キャンプを始めてから、もうかれこれ4年になる。寝心地の良い芝生、雨天のテント設営、突然現れた野生馬・・・等など、野営場でのエピソードを数えたらキリが無い。

今回の北海道ツーリングでも、8泊中の7泊を空の下で眠った。最初の日は上士幌(かみしほろ)という町を選んだ。聞いた話では、北海道には気球を飛ばす所が幾つかあるが、この町もその一つだそうだ。

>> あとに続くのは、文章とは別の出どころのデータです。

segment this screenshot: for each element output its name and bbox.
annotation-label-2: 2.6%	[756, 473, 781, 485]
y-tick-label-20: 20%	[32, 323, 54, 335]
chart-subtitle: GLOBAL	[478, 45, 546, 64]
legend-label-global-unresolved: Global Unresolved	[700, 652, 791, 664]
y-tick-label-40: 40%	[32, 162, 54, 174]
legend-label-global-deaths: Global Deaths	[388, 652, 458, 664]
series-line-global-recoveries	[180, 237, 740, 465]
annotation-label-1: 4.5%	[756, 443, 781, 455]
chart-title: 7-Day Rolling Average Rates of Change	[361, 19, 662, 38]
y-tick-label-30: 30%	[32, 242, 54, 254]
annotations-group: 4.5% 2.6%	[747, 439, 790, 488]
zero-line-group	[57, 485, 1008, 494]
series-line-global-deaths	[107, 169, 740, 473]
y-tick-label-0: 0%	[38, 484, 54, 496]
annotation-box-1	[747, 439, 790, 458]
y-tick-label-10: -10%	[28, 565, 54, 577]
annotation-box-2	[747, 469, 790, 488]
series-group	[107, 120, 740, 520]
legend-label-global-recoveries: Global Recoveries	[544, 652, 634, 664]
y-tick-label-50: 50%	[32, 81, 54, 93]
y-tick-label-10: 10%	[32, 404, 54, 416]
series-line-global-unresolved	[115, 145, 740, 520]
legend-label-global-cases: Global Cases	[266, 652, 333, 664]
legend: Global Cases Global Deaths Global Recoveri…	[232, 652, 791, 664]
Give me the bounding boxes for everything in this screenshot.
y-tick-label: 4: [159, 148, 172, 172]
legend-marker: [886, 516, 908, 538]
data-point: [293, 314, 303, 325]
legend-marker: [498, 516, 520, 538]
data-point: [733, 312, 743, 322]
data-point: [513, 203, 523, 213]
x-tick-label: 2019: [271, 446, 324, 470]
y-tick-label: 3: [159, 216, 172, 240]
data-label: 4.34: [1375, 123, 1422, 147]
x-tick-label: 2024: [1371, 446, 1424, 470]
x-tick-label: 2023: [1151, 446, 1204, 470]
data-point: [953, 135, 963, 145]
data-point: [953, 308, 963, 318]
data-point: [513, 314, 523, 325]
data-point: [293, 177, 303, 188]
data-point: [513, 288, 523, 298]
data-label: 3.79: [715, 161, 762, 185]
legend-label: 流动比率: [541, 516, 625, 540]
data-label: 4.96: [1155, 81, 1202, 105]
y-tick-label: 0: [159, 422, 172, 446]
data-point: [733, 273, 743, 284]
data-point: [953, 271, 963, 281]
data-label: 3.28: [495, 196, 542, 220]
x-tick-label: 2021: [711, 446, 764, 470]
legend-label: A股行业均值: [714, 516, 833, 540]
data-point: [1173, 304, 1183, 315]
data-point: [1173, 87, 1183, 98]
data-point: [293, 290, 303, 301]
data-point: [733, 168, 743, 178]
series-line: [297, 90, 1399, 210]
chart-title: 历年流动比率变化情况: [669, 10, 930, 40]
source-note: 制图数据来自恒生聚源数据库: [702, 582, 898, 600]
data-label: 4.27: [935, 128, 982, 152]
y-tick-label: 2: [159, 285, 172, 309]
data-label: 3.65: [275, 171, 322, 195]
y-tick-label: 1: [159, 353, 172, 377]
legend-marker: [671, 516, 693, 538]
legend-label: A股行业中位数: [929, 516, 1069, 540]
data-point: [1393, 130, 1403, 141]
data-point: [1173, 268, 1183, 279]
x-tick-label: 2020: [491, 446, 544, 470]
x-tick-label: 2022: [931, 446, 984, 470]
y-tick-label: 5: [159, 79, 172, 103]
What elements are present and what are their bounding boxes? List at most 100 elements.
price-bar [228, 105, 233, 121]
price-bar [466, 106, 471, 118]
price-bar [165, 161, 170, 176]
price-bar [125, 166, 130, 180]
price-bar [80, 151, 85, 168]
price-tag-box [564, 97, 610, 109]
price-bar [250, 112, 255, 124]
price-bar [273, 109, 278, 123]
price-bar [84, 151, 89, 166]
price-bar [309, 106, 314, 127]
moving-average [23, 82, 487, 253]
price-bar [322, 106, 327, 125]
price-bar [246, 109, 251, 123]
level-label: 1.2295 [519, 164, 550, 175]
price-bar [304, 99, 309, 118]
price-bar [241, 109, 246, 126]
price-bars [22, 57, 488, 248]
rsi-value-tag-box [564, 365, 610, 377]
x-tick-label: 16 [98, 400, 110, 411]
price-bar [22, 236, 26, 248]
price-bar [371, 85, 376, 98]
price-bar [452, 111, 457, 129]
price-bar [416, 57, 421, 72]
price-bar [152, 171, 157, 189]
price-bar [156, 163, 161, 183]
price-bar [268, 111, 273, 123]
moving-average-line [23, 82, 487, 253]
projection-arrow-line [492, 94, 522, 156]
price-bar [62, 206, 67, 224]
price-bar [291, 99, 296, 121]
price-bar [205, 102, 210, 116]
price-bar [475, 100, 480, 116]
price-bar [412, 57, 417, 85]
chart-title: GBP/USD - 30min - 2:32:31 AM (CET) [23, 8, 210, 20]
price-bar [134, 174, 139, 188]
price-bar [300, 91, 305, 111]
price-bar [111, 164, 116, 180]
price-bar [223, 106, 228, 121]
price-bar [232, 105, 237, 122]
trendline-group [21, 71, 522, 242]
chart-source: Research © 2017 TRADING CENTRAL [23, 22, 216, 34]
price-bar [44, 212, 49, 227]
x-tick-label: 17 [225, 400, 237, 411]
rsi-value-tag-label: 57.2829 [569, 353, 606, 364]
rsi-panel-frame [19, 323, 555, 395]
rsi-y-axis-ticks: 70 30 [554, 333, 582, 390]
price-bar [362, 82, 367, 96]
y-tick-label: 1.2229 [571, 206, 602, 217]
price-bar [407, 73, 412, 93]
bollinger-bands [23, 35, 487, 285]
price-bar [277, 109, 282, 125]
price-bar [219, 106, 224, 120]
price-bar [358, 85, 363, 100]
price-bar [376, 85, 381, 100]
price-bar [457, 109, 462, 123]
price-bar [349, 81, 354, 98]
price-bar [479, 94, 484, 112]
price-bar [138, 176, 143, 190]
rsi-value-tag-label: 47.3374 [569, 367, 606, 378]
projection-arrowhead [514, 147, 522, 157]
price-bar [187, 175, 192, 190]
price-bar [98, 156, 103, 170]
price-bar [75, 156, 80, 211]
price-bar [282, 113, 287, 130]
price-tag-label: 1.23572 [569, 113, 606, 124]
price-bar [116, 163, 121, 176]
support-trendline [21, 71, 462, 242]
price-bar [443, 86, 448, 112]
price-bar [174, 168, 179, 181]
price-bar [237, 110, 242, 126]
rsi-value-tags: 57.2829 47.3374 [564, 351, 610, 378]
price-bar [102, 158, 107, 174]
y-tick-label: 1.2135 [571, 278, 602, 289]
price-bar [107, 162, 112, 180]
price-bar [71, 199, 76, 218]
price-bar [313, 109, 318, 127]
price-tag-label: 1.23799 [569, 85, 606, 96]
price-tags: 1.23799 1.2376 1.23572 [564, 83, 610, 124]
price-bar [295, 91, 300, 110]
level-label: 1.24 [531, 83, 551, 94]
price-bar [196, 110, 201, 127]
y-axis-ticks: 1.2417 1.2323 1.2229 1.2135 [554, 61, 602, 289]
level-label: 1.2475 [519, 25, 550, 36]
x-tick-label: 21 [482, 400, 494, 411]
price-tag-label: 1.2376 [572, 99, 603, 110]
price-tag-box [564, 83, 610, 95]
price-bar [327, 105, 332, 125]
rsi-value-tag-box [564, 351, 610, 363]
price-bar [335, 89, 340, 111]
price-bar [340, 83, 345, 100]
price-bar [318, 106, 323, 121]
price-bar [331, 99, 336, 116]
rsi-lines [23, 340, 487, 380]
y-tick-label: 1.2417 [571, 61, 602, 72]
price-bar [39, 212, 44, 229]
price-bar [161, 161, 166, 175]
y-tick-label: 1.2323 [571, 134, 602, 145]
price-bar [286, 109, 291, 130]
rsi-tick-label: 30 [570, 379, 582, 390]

翌朝、この野営場に一匹の可愛い容姿をしたノラ猫が現れた。時間帯は朝の食事時。あちこちのテントの様子を伺っているようだった。その猫は濃いグレーの縞模様をまとっている。歩く姿は野性的(そりゃそうか)。そこで私は勝手に名前を付けさせてもらった。《クロシマ・トラ》さん。

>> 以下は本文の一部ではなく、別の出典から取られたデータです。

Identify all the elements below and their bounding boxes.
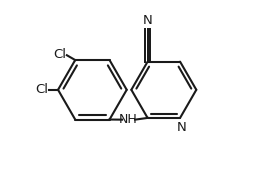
Text: N: N — [143, 14, 153, 27]
Text: N: N — [177, 121, 186, 134]
Text: Cl: Cl — [35, 83, 48, 96]
Text: Cl: Cl — [53, 48, 66, 61]
Text: NH: NH — [119, 113, 138, 126]
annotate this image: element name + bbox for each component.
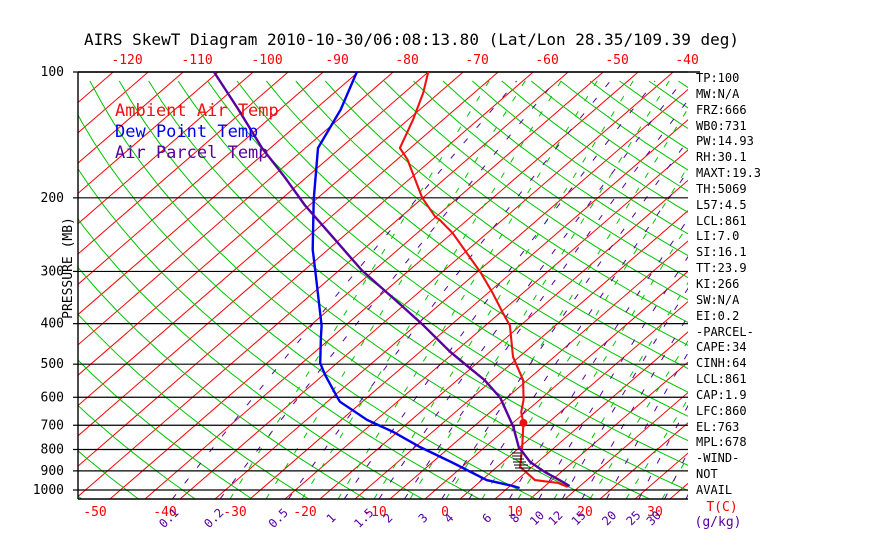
axis-label: 25 — [624, 508, 644, 528]
stat-line: EI:0.2 — [696, 308, 740, 323]
axis-label: -20 — [293, 505, 316, 520]
stat-line: MAXT:19.3 — [696, 166, 762, 181]
axis-label: 10 — [527, 508, 547, 528]
axis-label: 12 — [546, 508, 566, 528]
stat-line: EL:763 — [696, 419, 740, 434]
axis-label: 4 — [442, 511, 457, 526]
stat-line: RH:30.1 — [696, 150, 747, 165]
stat-line: SI:16.1 — [696, 245, 747, 260]
axis-label: 900 — [41, 464, 64, 479]
stat-line: WB0:731 — [696, 118, 747, 133]
stat-line: AVAIL — [696, 482, 733, 497]
stat-line: L57:4.5 — [696, 197, 747, 212]
stat-line: CAP:1.9 — [696, 387, 747, 402]
axis-label: (g/kg) — [695, 515, 742, 530]
axis-label: 200 — [41, 191, 64, 206]
stat-line: LCL:861 — [696, 372, 747, 387]
stat-line: PW:14.93 — [696, 134, 754, 149]
stat-line: LCL:861 — [696, 213, 747, 228]
stat-line: TT:23.9 — [696, 261, 747, 276]
series-ambient-air-temp — [398, 72, 569, 488]
axis-label: 3 — [416, 511, 431, 526]
legend-item-0: Ambient Air Temp — [115, 101, 279, 121]
axis-label: 6 — [479, 511, 494, 526]
stat-line: TP:100 — [696, 71, 740, 85]
legend: Ambient Air Temp Dew Point Temp Air Parcel… — [115, 101, 279, 164]
stat-line: KI:266 — [696, 276, 740, 291]
axis-label: 500 — [41, 357, 64, 372]
axis-label: 800 — [41, 442, 64, 457]
axis-label: -10 — [363, 505, 386, 520]
axis-label: 10 — [507, 505, 523, 520]
legend-item-1: Dew Point Temp — [115, 122, 259, 142]
series-air-parcel-temp — [212, 72, 571, 488]
axis-label: 300 — [41, 264, 64, 279]
stat-line: LFC:860 — [696, 403, 747, 418]
axis-label: -90 — [325, 53, 348, 68]
stat-line: NOT — [696, 467, 718, 482]
axis-label: 2 — [380, 511, 395, 526]
axis-label: -50 — [83, 505, 106, 520]
axis-label: 20 — [599, 508, 619, 528]
axis-label: PRESSURE (MB) — [61, 217, 76, 319]
series-dew-point-temp — [311, 72, 520, 490]
axis-label: -120 — [111, 53, 142, 68]
stat-line: -PARCEL- — [696, 324, 754, 339]
axis-label: -40 — [153, 505, 176, 520]
axis-label: T(C) — [706, 500, 737, 515]
axis-label: -60 — [535, 53, 558, 68]
chart-title: AIRS SkewT Diagram 2010-10-30/06:08:13.8… — [84, 30, 740, 49]
level-marker — [519, 418, 528, 427]
axis-label: 20 — [577, 505, 593, 520]
stat-line: TH:5069 — [696, 181, 747, 196]
stat-line: MPL:678 — [696, 435, 747, 450]
axis-label: -100 — [251, 53, 282, 68]
stat-line: -WIND- — [696, 451, 740, 466]
axis-label: 700 — [41, 418, 64, 433]
axis-label: -80 — [395, 53, 418, 68]
axis-label: 1000 — [33, 483, 64, 498]
stat-line: MW:N/A — [696, 86, 740, 101]
axis-label: -30 — [223, 505, 246, 520]
plot-grid — [78, 72, 688, 499]
stat-line: CINH:64 — [696, 356, 747, 371]
legend-item-2: Air Parcel Temp — [115, 143, 269, 163]
axis-label: 30 — [647, 505, 663, 520]
stat-line: FRZ:666 — [696, 102, 747, 117]
stat-line: SW:N/A — [696, 292, 740, 307]
sounding-curves — [212, 72, 571, 490]
axis-label: -50 — [605, 53, 628, 68]
axis-label: -110 — [181, 53, 212, 68]
axis-label: -70 — [465, 53, 488, 68]
axis-label: -40 — [675, 53, 698, 68]
stats-panel: TP:100 MW:N/A FRZ:666 WB0:731 PW:14.93 RH:30.… — [696, 71, 761, 499]
stat-line: LI:7.0 — [696, 229, 740, 244]
stat-line: CAPE:34 — [696, 340, 747, 355]
axis-label: 400 — [41, 317, 64, 332]
axis-label: 600 — [41, 390, 64, 405]
axis-label: 0.5 — [266, 506, 291, 531]
axis-label: 0 — [441, 505, 449, 520]
axis-label: 100 — [41, 65, 64, 80]
axis-label: 1 — [324, 511, 339, 526]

コーヒーを飲みながら、しばらくトラさんを眺めていた。彼女(もしかして彼かもしれないが)は、野営場の中心にある調理場に向かった。そこには人間の腰の高さほどの木製台があって、その下にチョコンと座っている。傍の流し台では、一人の男性が洗い物をしている。何かおこぼれがないか気にしているように見える。男性のほうも、トラさんの存在には気づいていて、作業が終わるとトラさんを撫で撫でしてあげていた。

おこぼれが貰えなかったトラさんは、今度は私たちのほうに向かって歩いてくる。「ごめんね~、何も無いのよ。」 その言葉を理解したかのように、彼女は少し離れた場所に行きチョコンと座った。なんだか奥ゆかしい猫だ。

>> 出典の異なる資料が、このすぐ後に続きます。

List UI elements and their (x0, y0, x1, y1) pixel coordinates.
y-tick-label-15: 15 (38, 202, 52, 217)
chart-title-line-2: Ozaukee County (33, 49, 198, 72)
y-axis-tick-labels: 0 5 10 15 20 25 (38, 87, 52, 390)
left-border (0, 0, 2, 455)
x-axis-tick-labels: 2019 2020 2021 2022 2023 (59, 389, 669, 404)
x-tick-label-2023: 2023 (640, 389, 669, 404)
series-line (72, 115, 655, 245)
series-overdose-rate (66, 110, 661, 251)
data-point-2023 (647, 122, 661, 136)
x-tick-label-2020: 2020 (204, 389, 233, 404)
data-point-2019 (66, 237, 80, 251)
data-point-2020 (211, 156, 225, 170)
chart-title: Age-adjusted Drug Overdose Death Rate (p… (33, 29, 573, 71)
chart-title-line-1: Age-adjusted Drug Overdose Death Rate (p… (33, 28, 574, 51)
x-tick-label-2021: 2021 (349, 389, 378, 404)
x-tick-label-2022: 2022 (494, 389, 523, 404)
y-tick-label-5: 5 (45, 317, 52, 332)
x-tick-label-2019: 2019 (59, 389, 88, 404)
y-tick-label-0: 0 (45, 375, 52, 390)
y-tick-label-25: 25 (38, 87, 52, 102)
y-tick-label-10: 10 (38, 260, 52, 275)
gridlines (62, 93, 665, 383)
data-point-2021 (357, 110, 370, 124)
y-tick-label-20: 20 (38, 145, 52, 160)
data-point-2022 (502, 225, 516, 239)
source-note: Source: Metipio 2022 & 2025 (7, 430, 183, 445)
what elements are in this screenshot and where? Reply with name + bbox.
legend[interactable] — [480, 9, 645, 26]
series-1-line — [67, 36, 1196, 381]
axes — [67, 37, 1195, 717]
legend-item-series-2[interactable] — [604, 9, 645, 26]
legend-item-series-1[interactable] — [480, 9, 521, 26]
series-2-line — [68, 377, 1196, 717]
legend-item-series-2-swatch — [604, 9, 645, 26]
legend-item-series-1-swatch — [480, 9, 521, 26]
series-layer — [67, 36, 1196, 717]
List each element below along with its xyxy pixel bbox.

朝の空に青色の気球が上がった。それに見とれている私の横で、クロシマトラさんもジッと青色の物体を見上げている。「今までに何度も見てきたわ。それにしても、どうしてあんな物が空に浮かぶのかしらねぇ。」 そんな事を考えているかのような顔つきだ。

野営場に居る猫たちは皆、人間とは付かず離れずという距離を保っているように思う。近寄り過ぎると追い払われるし、遠巻きに見ているだけでは獲物にありつけない。「なんだ、猫か。」と言って、ぽーんと餌を投げてもらえる距離、そんな位置に彼女たちは居る。上士幌のクロシマトラさんは決して媚びなかった。それが気になる存在にさせるのか。

それにしても、彼女、冬はどうしているんだろう? 町まで歩いて行って、どこかの軒下にでも暮らしているのだろうか。旅を終えた今でも気になるのだった。